Come 5pm, Paul left the office. He had a plane to catch. We had missed the deadline, but Irwin assured us a day late would be fine. Adam and I stayed on, trying to work it through.

We stayed into the night. I slept for a couple of hours under the table in the conference room. I was useless. The product was a mess, hanging halfway between an unviable architecture that Adam and Paul had abandoned and an experimental one that they hadn't finished building.

10am the next morning the office filled up again. Adam and I were still there, and we'd made no real progress. I was practically hallucinating. Irwin said we could have another day to get it right. I had been wearing the same clothes since Monday night.

I took a break for lunch. In the kitchen, a couple of guys from the Cool Team asked me if I was transferring permanently to Irwin's team. "I have no idea," I said. "It's not up to me." I desperately hoped that I would not. I trusted Irwin even less than he trusted me.

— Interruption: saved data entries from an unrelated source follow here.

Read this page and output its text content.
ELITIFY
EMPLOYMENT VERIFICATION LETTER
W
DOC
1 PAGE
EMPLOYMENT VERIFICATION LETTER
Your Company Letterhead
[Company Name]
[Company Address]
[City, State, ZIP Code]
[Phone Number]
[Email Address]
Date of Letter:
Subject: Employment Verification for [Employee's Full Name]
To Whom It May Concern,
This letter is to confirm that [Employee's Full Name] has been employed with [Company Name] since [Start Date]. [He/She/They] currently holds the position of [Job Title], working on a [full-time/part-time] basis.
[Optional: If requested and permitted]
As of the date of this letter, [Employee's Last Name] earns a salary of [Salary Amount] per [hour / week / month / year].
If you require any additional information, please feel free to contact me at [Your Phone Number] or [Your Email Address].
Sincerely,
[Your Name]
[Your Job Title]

When 6pm rolled around Adam and I delivered a cut to Irwin and Elvis... or at least, we tried to. They had gone home for the day.

We had the most basic scenarios working but anything of real value to a customer was completely broken. The encryption stuff I had written under Irwin's scrutiny during those the first eight hours held up fine, but everything I had touched since then was garbage and would soon have to be thrown out.

Adam and I went back to our homes; the last to leave the office again; pissed off and exhausted.

When I got back in the next day neither Irwin nor Elvis nor Judd bothered to thank us for our ridiculous efforts. Wilhelm, on the other hand, was fairly glowing with pride, and complimented me on the work I'd done on the encryption routines. "You are a weapons-grade programmer," he said. He seemed surprised. I doubted that he had actually seen the code, which I was not particularly proud of, and I figured that Irwin must have said something.

Looking back I think Irwin might have made a play to swap me out for Vikram. It didn't work, because Wilhelm and Vikram both had Elvis' favour. He wouldn't have done anything that might have been construed as a sleight to them. I went back to my place on the Cool Team.

Still, Wilhelm was a political force in the company and he was playing the long game. He didn't always get what he wanted immediately, but he was Teflon with the executives above Elvis' level and he knew when to be patient.

I went home and slept, and I didn't bother to go in Friday, either. Nobody said anything. I had worked something like seventy hours at work in the first part of the week.

We didn't win the PoC. I later discovered that the government agency didn't even look at what we sent to them. They didn't really care about encrypted communications. In the end they awarded the contract to a much bigger competitor because they offered 24/7 tech support. 

I didn't feel like I was weapons-grade anything; I felt like nuclear waste. Once again I started making plans to leave.